Correlation measures the relationship between two variables. A correlation of 0 means there is no relationship between the variables, while a correlation of 1 suggests a perfect relationship. Conversely, a correlation of -1 means the variables are perfectly inversely related. For example, the correlation between exercise and weight is negative, since weight will decrease with more exercise. It is unlikely, though, that the correlation is perfect, so it is probably somewhere between o and -1.

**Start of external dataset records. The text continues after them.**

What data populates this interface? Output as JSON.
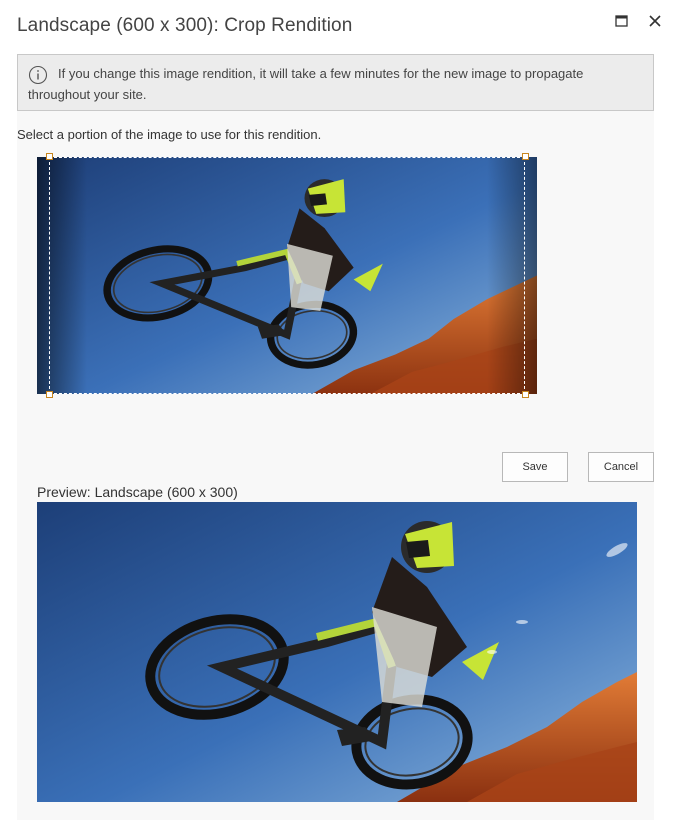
{
  "dialog": {
    "title": "Landscape (600 x 300): Crop Rendition"
  },
  "icons": {
    "maximize": "maximize-icon",
    "close": "close-icon",
    "info": "info-icon"
  },
  "info_bar": {
    "message": "If you change this image rendition, it will take a few minutes for the new image to propagate throughout your site."
  },
  "instruction": "Select a portion of the image to use for this rendition.",
  "buttons": {
    "save": "Save",
    "cancel": "Cancel"
  },
  "preview": {
    "label": "Preview: Landscape (600 x 300)"
  },
  "colors": {
    "handle_border": "#c8861f",
    "sky": "#3a6fb5",
    "rock": "#c65a1e",
    "helmet": "#c8e632"
  }
}
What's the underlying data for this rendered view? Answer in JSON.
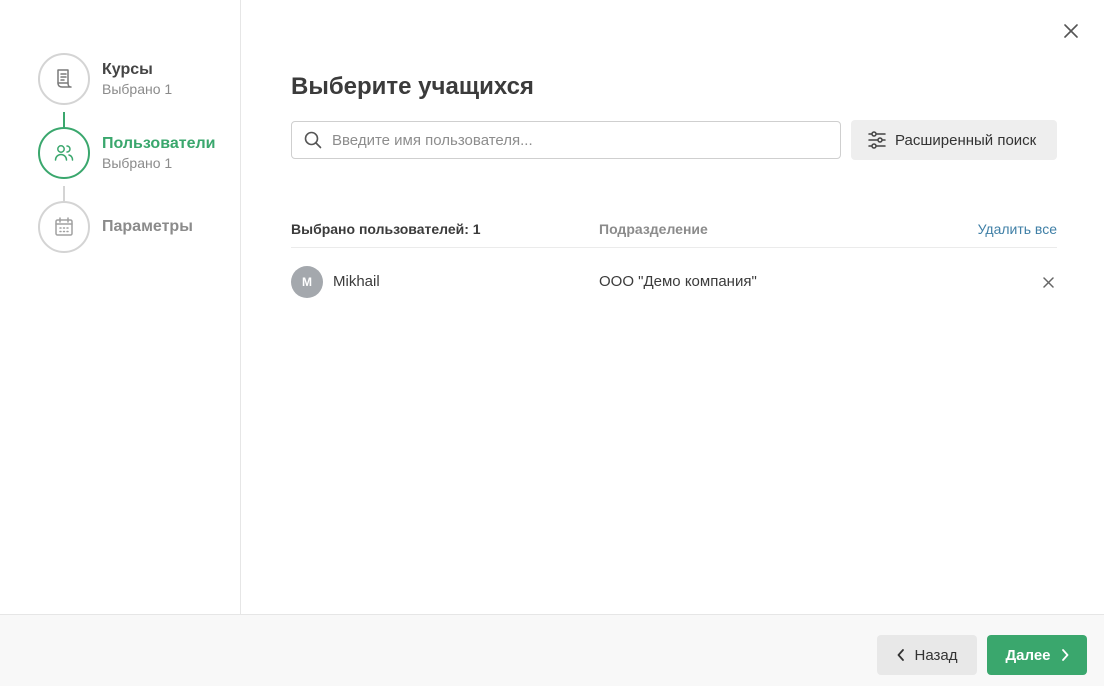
{
  "colors": {
    "accent": "#3aa76d",
    "link": "#3f7fa6",
    "muted": "#8b8b8b",
    "avatar_bg": "#a4a8ad"
  },
  "steps": [
    {
      "title": "Курсы",
      "subtitle": "Выбрано 1",
      "icon": "document-icon",
      "state": "done"
    },
    {
      "title": "Пользователи",
      "subtitle": "Выбрано 1",
      "icon": "users-icon",
      "state": "active"
    },
    {
      "title": "Параметры",
      "subtitle": "",
      "icon": "calendar-icon",
      "state": "pending"
    }
  ],
  "dialog": {
    "close_icon": "close-icon",
    "title": "Выберите учащихся"
  },
  "search": {
    "icon": "search-icon",
    "value": "",
    "placeholder": "Введите имя пользователя..."
  },
  "advanced_search": {
    "icon": "sliders-icon",
    "label": "Расширенный поиск"
  },
  "table": {
    "count_label": "Выбрано пользователей: 1",
    "department_header": "Подразделение",
    "remove_all_label": "Удалить все",
    "rows": [
      {
        "avatar_initial": "M",
        "name": "Mikhail",
        "department": "ООО \"Демо компания\""
      }
    ]
  },
  "footer": {
    "back_label": "Назад",
    "next_label": "Далее"
  }
}
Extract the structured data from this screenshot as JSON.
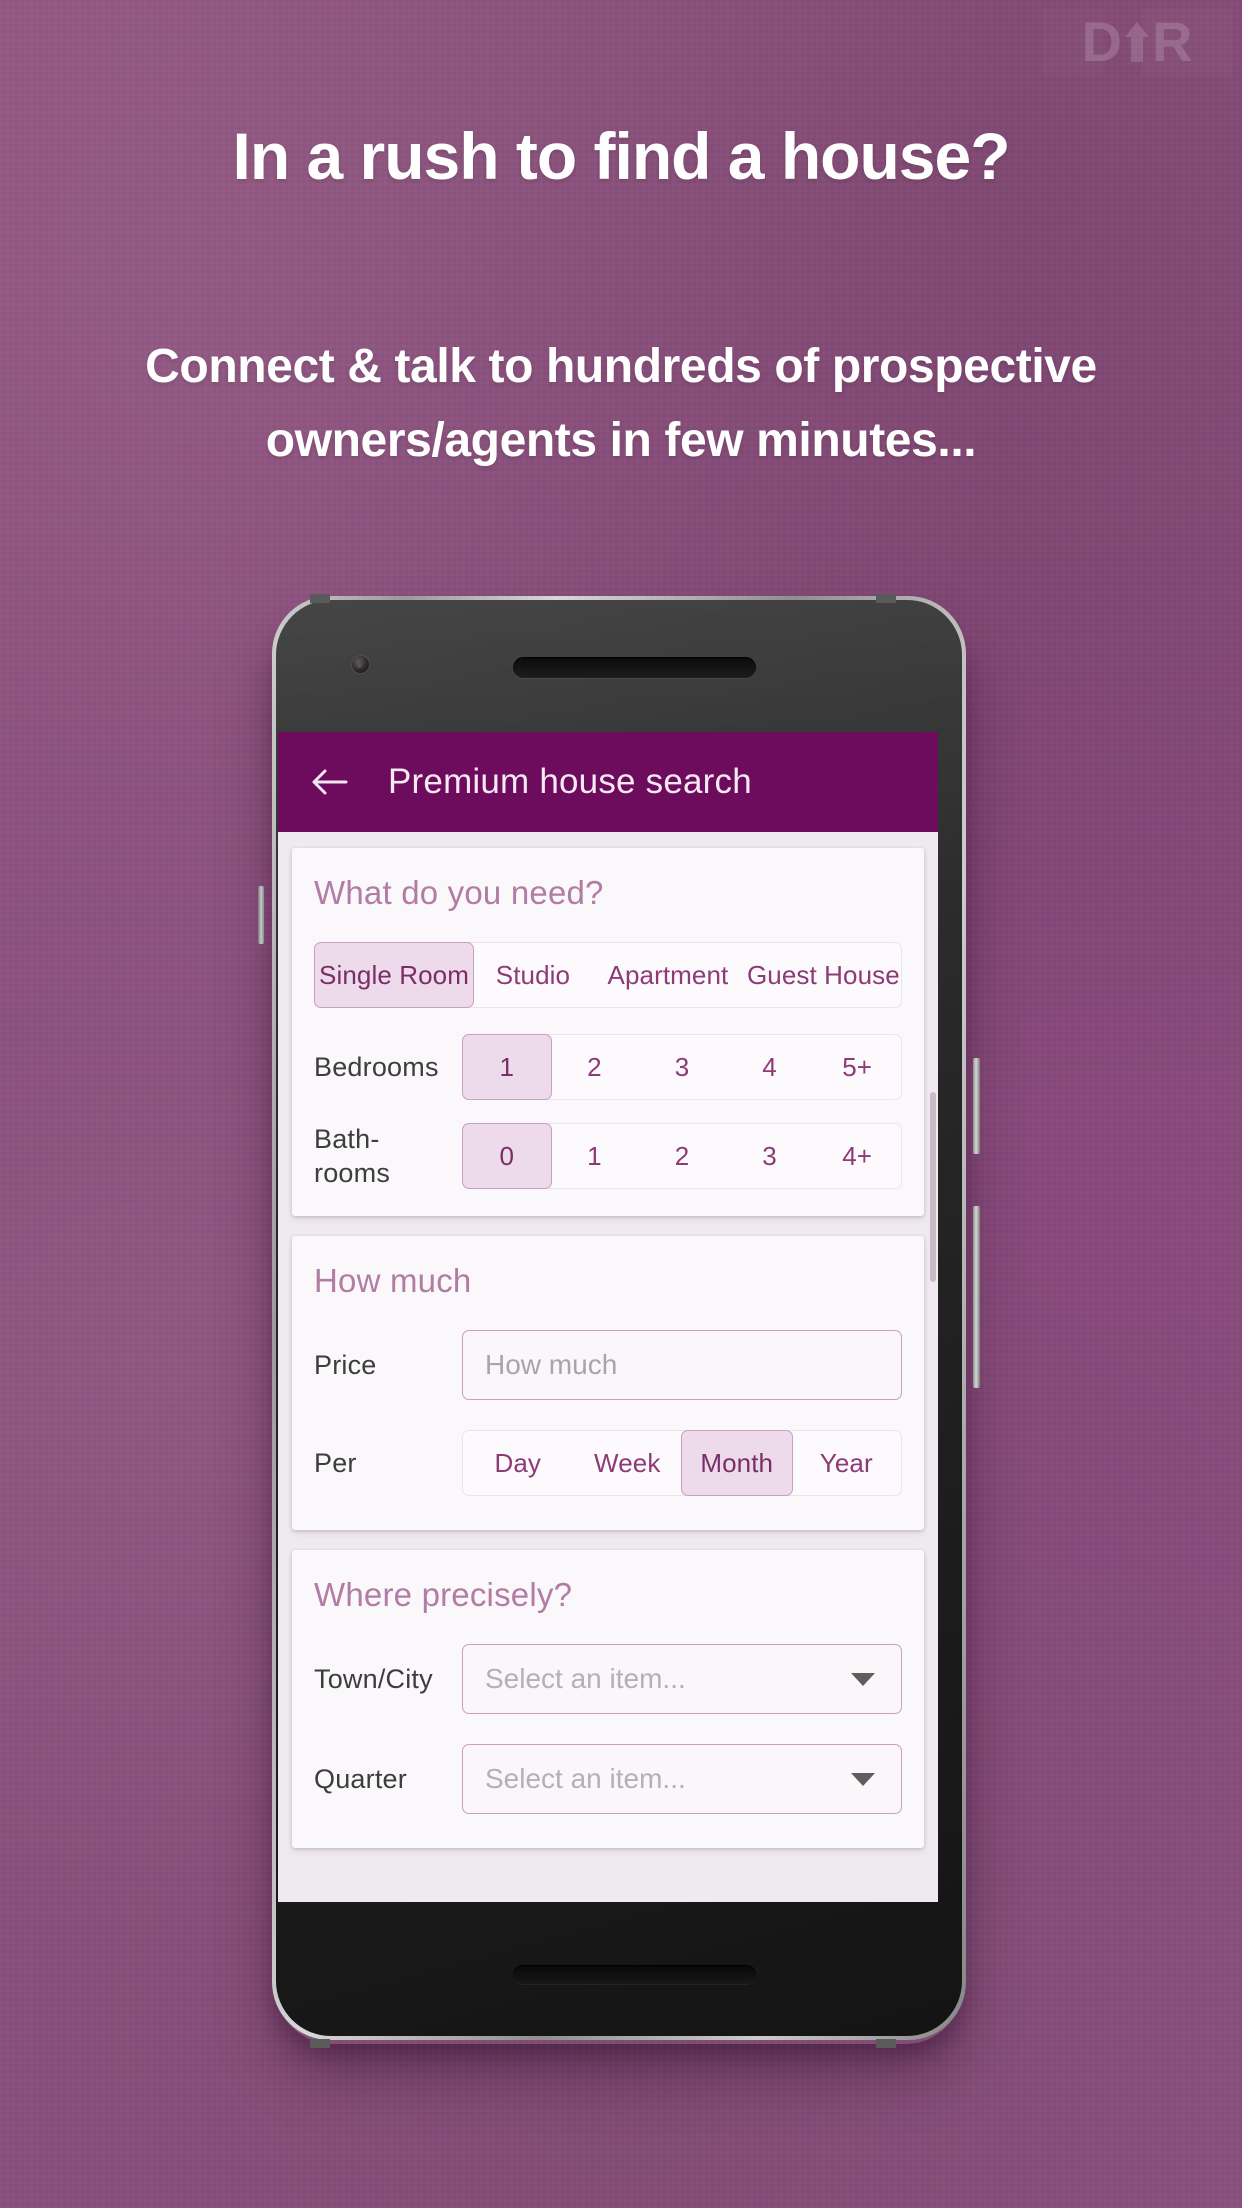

Linear regression, which is related to correlation, is one of the most commonly used statistical tools in biology, economics and engineering. While correlation measures the relationship between only two variables, regression measures the relationship between two variables while taking into account what other variables are doing. In other words, regression controls for other variables. For example, a regression could measure the relationship between exercise and weight, controlling for diet and stress levels. This will give a clearer picture of the actual relationship between exercise and weight.
Though it is very basic, the mean is one of statistic's most powerful tools. Also known as the average, the mean allows for general comparisons between two disparate groups. For example, if you wanted to known how heights in Norway compared to heights in the United States, it wouldn't make sense to compare a few tall Americans to a few tall Norwegians. Rather, you would find the average height in the United States, and compare that to the average height in Norway.
The standard deviation measures the distance of a number from the mean, and is also essential for comparing distributions between groups. It might be, for example, that the mean height in Norway and the United States is similar, but that the United States has more very short people and more very tall people. This would show up in the standard deviation, which would be larger in the United States.